Gu Shunzhang, whom Zhou Enlai had chosen to head operations for Teke, would prove to be one of the most adversely consequential members of the CCP's underground intelligence ring. Having been born in Shanghai on "the wrong side of the tracks" according to French author Roger Faligot, Gu lived crudely out of bars smoking opium, having affairs, and joining the Green Gang but made a name for himself as a magician. Made a bodyguard for Mikhail Borodin, the Comintern agent and advisor to the Kuomintang from Soviet Russia, Gu was sent to Vladivostok to learn the tactics of insurrection and tradecraft of espionage as Borodin feared division between the Chinese nationalists and communists. A trained spy, Gu led Teke operations from the group's 1927 founding until 25 April 1931.

While performing the typical magic show for young children that usually covered for his espionage missions, a nationalist informer who had turned on the CCP recognized Gu from a photograph and alerted the KMT authorities.

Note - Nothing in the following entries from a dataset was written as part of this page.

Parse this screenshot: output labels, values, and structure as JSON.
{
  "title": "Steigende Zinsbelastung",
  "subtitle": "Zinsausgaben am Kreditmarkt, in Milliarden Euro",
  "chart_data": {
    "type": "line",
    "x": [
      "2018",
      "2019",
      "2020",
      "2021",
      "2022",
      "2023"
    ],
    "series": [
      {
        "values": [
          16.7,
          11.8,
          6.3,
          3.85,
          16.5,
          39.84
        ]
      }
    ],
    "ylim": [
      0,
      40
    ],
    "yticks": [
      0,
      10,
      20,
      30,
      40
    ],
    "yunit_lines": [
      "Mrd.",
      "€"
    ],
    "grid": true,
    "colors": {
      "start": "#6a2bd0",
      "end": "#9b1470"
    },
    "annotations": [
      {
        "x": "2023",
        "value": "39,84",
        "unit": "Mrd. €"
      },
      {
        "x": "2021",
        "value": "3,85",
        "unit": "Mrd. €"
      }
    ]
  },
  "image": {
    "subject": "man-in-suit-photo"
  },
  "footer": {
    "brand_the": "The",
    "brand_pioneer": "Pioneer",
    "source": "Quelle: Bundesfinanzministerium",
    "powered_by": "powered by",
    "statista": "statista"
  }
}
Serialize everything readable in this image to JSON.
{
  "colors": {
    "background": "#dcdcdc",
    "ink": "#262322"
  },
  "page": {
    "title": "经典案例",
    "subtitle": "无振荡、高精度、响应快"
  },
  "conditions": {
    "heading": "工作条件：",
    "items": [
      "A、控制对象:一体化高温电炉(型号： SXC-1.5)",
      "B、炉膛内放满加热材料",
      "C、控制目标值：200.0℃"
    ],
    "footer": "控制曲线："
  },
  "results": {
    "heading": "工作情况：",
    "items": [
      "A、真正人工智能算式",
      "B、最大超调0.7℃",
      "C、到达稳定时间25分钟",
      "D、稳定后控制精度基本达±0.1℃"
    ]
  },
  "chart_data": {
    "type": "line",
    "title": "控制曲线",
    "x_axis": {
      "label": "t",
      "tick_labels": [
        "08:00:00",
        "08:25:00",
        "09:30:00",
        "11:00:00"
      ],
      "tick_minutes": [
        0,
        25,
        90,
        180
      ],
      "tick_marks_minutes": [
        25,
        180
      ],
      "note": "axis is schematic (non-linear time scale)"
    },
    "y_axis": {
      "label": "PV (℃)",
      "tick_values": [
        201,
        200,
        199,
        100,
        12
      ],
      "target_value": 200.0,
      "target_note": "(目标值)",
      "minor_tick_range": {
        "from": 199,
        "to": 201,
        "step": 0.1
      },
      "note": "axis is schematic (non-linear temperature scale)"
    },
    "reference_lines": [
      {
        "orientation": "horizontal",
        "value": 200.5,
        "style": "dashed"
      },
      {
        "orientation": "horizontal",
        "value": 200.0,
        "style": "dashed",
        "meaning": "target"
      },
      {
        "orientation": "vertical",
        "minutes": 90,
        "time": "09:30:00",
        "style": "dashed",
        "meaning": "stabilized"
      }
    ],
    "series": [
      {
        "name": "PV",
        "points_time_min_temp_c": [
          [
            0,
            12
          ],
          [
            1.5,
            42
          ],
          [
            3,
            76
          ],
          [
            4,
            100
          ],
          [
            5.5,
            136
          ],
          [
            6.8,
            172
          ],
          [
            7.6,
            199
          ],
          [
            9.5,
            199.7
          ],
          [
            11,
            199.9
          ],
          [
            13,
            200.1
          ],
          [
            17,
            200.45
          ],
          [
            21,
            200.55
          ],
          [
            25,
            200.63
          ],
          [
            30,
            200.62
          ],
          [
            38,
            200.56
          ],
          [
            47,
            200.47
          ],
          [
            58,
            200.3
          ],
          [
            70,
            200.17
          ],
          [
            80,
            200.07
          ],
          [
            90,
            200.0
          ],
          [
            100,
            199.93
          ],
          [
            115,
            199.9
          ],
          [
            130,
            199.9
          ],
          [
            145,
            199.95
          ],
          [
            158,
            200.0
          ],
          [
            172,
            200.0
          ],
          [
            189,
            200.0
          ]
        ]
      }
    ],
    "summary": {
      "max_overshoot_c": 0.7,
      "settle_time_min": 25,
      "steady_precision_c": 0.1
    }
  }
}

A number of KMT agents appeared and tackled Gu, not only gleeful to have detained one of their most challenging communist adversaries but were successful in turning the spymaster against the communists making Gu the most notorious intelligence traitor in modern Chinese history. As Gu provided the KMT with a flood of Teke agents' names and safe house locations, Zhou's spy inside the BIS, Qian Zhuangfei, immediately notified Zhou and Kang Shang who were able to relocate every Teke agent within two days — avoiding a potential extermination of CCP's core. Some agents, however, were located and arrested. On 21 June 1931, presumably with help from Gu's defection, the KMT captured CCP General Secretary Xiang Zhongfa hiding in a jewelry store with his cabaret dancer mistress. Despite offering to convert to the KMT party, Xiang was shot by his jailers before the received word of Chiang Kai-shek's pardon. Though the CCP's nascent intelligence branch under Kang Shang had narrowly escaped destruction, the damage done by Gu's defection and the number of communist spy arrests attrited the group until, in 1935, the CCP elected to disband it. While many of Teke's agents moved to the Red Army's Political Protection Bureau (PPB) led by Dong Fa, the PPB focused entirely on counterintelligence meaning real intelligence collection would go largely dormant until the formation of the Social Affairs Department.